Stefano Benni
Cari mostri
Feltrinelli 2015
Paura. Narrazioni raffinate o sboccate, tragiche o ironiche, gentili o sfrontate, così diverse tra loro: che cosa ci stanno a fare racchiuse in un unico libro? Ci raccontano la paura.
Un viaggio dentro il buio terrificante dei nostri baratri interiori. Un viaggio dentro la nebbia come quello del protagonista di uno dei racconti, uno che si è perso e non trova più la sua casa: «Sì, forse la vita è questo. Si procede tra normalità e paura, e si aspetta ogni volta di tornare alla nostra dimora, di trovare un po’ di quiete, un rifugio. Magari salendo le scale di casa verremo presi dall’angoscia, avvertendo che il dolore ci ha seguito fino lì. Comunque sia, è un inferno che conosci. Ed è meglio che non vedere nulla, meglio della solitudine dei nostri passi».
Personaggi strani si aggirano per queste pagine; strani ma familiari, li conosciamo, siamo noi, visti nello specchio deformante delle nostre paure: siamo l’uomo annientato dai numeri (del cellullare, della carta di credito, della tessera sanitaria…), siamo le/gli adolescenti senza più capacità di sentimento, e il ricchissimo russo che vuole comprare tutto, e i bambini che irridono i genitori, e il direttore del Museo che schiaccia l’insigne egittologa innamorata del suo lavoro, e l’uomo di mondo che si vanta dei suoi successi, e… e… .
E la paura aumenta, diventa immensa.
Così deve essere, perché «La paura è una grande passione, se è vera deve essere smisurata e crescente. Di paura si deve morire. Il resto sono piccoli turbamenti, spaventi da salotto, schizzi di sangue da pulire con un fazzolettino. L’abisso non ha comodi gradini».
La paura si vede negli occhi di chi ha paura. Come nei quadri di Reynolds che ha saputo cogliere, nei ritratti esposti nella sua bettola, la grande, unica vera paura dell’uomo: la paura della morte. Tra questi ritratti ce n’è uno speciale che raffigura la dama nera, nei cui occhi non si legge l’orrore, ma la tranquilla indifferenza di chi si guarda allo specchio.
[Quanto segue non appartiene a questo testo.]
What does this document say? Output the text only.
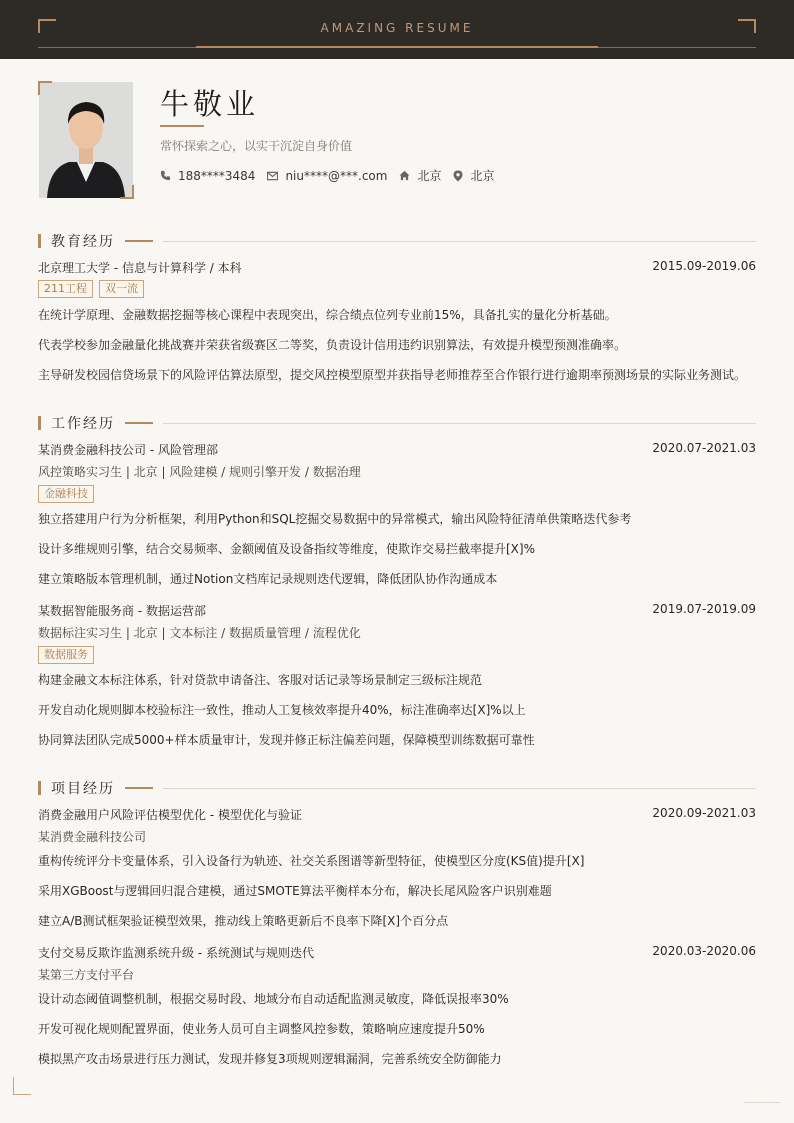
AMAZING RESUME
牛敬业
常怀探索之心，以实干沉淀自身价值
188****3484	niu****@***.com	北京 北京
教育经历
北京理工大学 - 信息与计算科学 / 本科	2015.09-2019.06
211工程	双一流
在统计学原理、金融数据挖掘等核心课程中表现突出，综合绩点位列专业前15%，具备扎实的量化分析基础。
代表学校参加金融量化挑战赛并荣获省级赛区二等奖，负责设计信用违约识别算法，有效提升模型预测准确率。
主导研发校园信贷场景下的风险评估算法原型，提交风控模型原型并获指导老师推荐至合作银行进行逾期率预测场景的实际业务测试。
工作经历
某消费金融科技公司 - 风险管理部	2020.07-2021.03
风控策略实习生 | 北京 | 风险建模 / 规则引擎开发 / 数据治理
金融科技
独立搭建用户行为分析框架，利用Python和SQL挖掘交易数据中的异常模式，输出风险特征清单供策略迭代参考
设计多维规则引擎，结合交易频率、金额阈值及设备指纹等维度，使欺诈交易拦截率提升[X]%
建立策略版本管理机制，通过Notion文档库记录规则迭代逻辑，降低团队协作沟通成本
某数据智能服务商 - 数据运营部	2019.07-2019.09
数据标注实习生 | 北京 | 文本标注 / 数据质量管理 / 流程优化
数据服务
构建金融文本标注体系，针对贷款申请备注、客服对话记录等场景制定三级标注规范
开发自动化规则脚本校验标注一致性，推动人工复核效率提升40%，标注准确率达[X]%以上
协同算法团队完成5000+样本质量审计，发现并修正标注偏差问题，保障模型训练数据可靠性
项目经历
消费金融用户风险评估模型优化 - 模型优化与验证	2020.09-2021.03
某消费金融科技公司
重构传统评分卡变量体系，引入设备行为轨迹、社交关系图谱等新型特征，使模型区分度(KS值)提升[X]
采用XGBoost与逻辑回归混合建模，通过SMOTE算法平衡样本分布，解决长尾风险客户识别难题
建立A/B测试框架验证模型效果，推动线上策略更新后不良率下降[X]个百分点
支付交易反欺诈监测系统升级 - 系统测试与规则迭代	2020.03-2020.06
某第三方支付平台
设计动态阈值调整机制，根据交易时段、地域分布自动适配监测灵敏度，降低误报率30%
开发可视化规则配置界面，使业务人员可自主调整风控参数，策略响应速度提升50%
模拟黑产攻击场景进行压力测试，发现并修复3项规则逻辑漏洞，完善系统安全防御能力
Il pittore completa la galleria delle sue opere con un feroce omaggio all’insuperabile maestro nel creare il terrore, allo scrittore pazzo e delirante, eppure rigorosamente logico – E.A.Poe. Gli fa un lugubre regalo e non è il suo ritratto: «Dunque non potrei dipingere il suo sguardo spaventato davanti alla morte. Lei l’ha fissata in viso mille volte, le ha parlato, l’ha corteggiata. Ma dipingere quello che GLI ALTRI hanno provato davanti alla morte da lei evocata, le sensazioni e i mostri e il ghigno e il sangue che lei ha inventato per loro, quello è opera terribile e grandiosa. Le piacerebbe vedere tutto questo?».
Reggerà, lo scrittore, la visione di tanta angoscia? Riuscirà a sopportare tutto ciò che ha immaginato? In questo racconto emblematico Benni ha introdotto una specie di contrapasso, quasi volesse alludere, riunendole in un unico brano, alle sue fonti di ispirazione (ma è solo il parere di chi scrive): l’Inferno dantesco e i racconti del terrore di Poe.
Quanto catartica è questa rappresentazione dei nostri terrori? Non lo so.
Certo è che «Con meravigliosa destrezza Stefano Benni scende negli anfratti del Male per mettere disordine e promettere il brivido più cupo e la risata liberatoria. E in entrambi i casi per accendere l’immaginazione intorno ai mostri che sono i nostri falsi amici, i nostri veleni, le nostre menzogne.»